Although there are different types of CROs and diverse levels of specialization (distinct therapeutic areas for instance), typical CRO services include regulatory affairs, site selection and activation, recruitment support, clinical monitoring, data management, trial logistics, pharmacovigilance, biostatistics, medical writing, and project management, among others.
In a clinical trial, CROs are hired by sponsors to perform a set of tasks, taking various technical and administrative responsibilities on the sponsor’s behalf.
The main role of the CRO is to plan, coordinate, execute, and supervise the processes involved in the development of a clinical trial, being a central contact point between the sponsor and other trial actors (e.g. ethics committees, regulatory agencies, vendors, and hospitals).
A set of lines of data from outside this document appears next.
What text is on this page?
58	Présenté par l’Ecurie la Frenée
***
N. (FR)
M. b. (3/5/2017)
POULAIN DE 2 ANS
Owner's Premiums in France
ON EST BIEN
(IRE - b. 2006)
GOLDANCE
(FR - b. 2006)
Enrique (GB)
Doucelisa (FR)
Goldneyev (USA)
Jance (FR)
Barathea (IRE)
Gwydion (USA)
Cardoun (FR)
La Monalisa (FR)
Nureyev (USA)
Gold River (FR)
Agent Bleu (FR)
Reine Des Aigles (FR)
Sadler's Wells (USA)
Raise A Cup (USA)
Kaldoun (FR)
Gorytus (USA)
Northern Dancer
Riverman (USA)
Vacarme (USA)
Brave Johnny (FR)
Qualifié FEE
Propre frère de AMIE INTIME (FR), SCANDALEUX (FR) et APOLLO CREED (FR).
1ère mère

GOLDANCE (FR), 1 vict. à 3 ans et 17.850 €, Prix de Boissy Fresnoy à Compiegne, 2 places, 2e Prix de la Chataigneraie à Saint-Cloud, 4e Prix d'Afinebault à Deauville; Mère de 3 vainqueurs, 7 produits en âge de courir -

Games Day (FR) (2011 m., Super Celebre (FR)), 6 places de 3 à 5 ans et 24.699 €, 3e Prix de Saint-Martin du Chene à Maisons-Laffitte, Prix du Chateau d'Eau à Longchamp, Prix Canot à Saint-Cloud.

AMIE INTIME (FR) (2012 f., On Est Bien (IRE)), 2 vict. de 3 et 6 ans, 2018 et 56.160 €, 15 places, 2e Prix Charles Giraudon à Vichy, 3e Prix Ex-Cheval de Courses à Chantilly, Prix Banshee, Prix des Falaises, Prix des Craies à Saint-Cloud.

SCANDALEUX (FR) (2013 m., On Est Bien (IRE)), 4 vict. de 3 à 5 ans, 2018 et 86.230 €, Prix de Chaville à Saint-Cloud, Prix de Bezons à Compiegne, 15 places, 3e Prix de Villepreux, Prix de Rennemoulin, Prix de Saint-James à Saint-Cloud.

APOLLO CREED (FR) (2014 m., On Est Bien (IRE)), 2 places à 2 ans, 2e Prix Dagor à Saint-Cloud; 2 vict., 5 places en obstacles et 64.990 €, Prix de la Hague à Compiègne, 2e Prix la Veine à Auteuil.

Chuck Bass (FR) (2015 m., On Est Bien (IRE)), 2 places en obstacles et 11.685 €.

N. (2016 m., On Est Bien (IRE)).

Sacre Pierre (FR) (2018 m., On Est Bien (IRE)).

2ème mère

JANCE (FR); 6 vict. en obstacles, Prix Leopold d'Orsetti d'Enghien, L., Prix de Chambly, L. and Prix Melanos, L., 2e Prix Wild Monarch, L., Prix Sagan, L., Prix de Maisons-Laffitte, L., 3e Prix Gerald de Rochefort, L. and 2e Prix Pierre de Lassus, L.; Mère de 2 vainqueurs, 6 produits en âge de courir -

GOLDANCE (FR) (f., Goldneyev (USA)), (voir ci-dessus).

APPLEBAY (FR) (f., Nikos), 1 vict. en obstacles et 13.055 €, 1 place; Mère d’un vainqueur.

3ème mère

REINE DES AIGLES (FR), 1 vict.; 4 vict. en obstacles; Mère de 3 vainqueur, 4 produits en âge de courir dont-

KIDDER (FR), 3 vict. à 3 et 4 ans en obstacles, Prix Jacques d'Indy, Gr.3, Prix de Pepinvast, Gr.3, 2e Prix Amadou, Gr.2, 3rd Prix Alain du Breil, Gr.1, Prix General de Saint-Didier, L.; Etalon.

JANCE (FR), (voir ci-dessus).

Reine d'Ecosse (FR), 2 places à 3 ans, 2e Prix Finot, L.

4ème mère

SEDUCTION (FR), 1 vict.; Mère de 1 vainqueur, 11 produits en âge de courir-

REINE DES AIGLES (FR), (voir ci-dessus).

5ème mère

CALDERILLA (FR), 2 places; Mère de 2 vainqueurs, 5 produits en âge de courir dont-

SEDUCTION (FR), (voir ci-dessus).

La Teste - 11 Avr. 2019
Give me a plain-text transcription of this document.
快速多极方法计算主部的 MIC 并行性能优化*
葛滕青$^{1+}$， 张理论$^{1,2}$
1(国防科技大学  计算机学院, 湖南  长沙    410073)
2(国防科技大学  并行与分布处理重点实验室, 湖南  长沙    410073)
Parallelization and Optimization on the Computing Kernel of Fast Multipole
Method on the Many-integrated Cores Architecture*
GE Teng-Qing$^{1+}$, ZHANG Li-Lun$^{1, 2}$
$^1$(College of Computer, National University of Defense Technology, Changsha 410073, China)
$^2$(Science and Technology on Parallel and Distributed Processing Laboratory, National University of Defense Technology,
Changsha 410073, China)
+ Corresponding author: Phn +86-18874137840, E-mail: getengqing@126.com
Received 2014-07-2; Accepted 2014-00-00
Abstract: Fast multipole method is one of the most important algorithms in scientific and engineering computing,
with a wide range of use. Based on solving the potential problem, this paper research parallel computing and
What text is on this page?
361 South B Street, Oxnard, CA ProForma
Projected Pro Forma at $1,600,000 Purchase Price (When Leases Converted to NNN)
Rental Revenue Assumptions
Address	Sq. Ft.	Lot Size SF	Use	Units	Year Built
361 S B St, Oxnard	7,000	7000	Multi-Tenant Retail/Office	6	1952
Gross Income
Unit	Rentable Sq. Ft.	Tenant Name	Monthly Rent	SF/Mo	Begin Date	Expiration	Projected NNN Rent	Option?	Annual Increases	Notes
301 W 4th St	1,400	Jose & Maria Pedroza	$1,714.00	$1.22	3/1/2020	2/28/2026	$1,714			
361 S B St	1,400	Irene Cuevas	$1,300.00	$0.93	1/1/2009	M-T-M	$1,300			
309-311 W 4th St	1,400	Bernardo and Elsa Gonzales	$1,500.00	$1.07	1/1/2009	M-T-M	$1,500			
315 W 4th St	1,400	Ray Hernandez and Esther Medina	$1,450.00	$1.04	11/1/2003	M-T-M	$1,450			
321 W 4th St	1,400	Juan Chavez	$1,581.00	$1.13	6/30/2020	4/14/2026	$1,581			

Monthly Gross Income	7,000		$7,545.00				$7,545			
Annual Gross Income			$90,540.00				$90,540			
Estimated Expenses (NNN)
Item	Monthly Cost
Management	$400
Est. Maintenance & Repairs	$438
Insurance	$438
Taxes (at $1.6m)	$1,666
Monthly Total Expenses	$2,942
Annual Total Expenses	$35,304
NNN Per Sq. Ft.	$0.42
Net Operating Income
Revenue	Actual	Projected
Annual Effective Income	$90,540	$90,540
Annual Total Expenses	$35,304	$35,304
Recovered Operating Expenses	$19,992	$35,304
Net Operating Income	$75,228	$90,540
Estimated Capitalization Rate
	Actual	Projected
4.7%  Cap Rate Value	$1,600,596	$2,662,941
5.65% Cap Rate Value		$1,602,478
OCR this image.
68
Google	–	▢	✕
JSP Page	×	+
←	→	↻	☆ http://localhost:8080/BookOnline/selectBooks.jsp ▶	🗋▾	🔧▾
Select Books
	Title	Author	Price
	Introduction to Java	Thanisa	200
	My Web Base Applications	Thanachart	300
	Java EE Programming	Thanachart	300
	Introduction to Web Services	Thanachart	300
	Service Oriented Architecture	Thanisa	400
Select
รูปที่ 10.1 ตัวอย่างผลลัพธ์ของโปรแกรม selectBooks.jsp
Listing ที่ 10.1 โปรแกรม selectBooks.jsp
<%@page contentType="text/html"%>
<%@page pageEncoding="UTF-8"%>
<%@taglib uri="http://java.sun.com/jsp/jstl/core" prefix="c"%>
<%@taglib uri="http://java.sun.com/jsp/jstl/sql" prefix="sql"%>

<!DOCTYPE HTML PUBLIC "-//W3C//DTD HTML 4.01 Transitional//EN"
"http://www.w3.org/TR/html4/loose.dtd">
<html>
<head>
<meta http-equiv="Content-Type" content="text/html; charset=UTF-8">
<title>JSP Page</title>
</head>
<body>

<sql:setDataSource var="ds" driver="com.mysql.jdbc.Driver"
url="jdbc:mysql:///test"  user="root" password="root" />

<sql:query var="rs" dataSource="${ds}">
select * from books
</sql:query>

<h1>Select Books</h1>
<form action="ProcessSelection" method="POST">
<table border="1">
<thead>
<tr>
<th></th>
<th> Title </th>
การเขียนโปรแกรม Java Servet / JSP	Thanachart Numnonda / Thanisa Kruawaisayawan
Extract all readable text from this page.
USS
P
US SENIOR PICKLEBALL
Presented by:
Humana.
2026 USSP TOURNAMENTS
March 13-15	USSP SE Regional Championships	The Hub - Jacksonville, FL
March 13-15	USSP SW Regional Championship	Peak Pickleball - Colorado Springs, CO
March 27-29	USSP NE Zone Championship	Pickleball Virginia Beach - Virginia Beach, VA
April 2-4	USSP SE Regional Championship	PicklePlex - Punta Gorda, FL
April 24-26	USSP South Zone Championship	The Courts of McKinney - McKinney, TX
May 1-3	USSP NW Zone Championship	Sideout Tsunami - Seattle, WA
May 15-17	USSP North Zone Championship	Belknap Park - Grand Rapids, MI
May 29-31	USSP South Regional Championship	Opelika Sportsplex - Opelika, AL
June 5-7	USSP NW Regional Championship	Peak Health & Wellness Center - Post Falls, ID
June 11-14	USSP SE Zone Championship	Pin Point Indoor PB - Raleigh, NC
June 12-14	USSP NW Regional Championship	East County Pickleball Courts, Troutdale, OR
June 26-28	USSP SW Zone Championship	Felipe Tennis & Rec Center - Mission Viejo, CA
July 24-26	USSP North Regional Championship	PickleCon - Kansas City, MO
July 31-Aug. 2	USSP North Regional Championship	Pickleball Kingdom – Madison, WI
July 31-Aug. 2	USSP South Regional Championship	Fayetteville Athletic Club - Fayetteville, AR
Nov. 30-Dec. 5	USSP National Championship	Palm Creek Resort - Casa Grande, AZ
CROs are key players in clinical research, since they have the knowledge and the capabilities needed for the proper development of a clinical study. They help sponsors by reducing their workload, while ensuring trial quality and compliance with national and international standards.
At the same time, many CROs supply innovative technological tools to increase efficiency in the study processes, which translates into cost reductions.
Without doubt, CROs play a crucial role in the success of a clinical trial. Sponsors should carefully assess the particular needs of their projects, and look for the CRO that best meets their technical requirements and budget.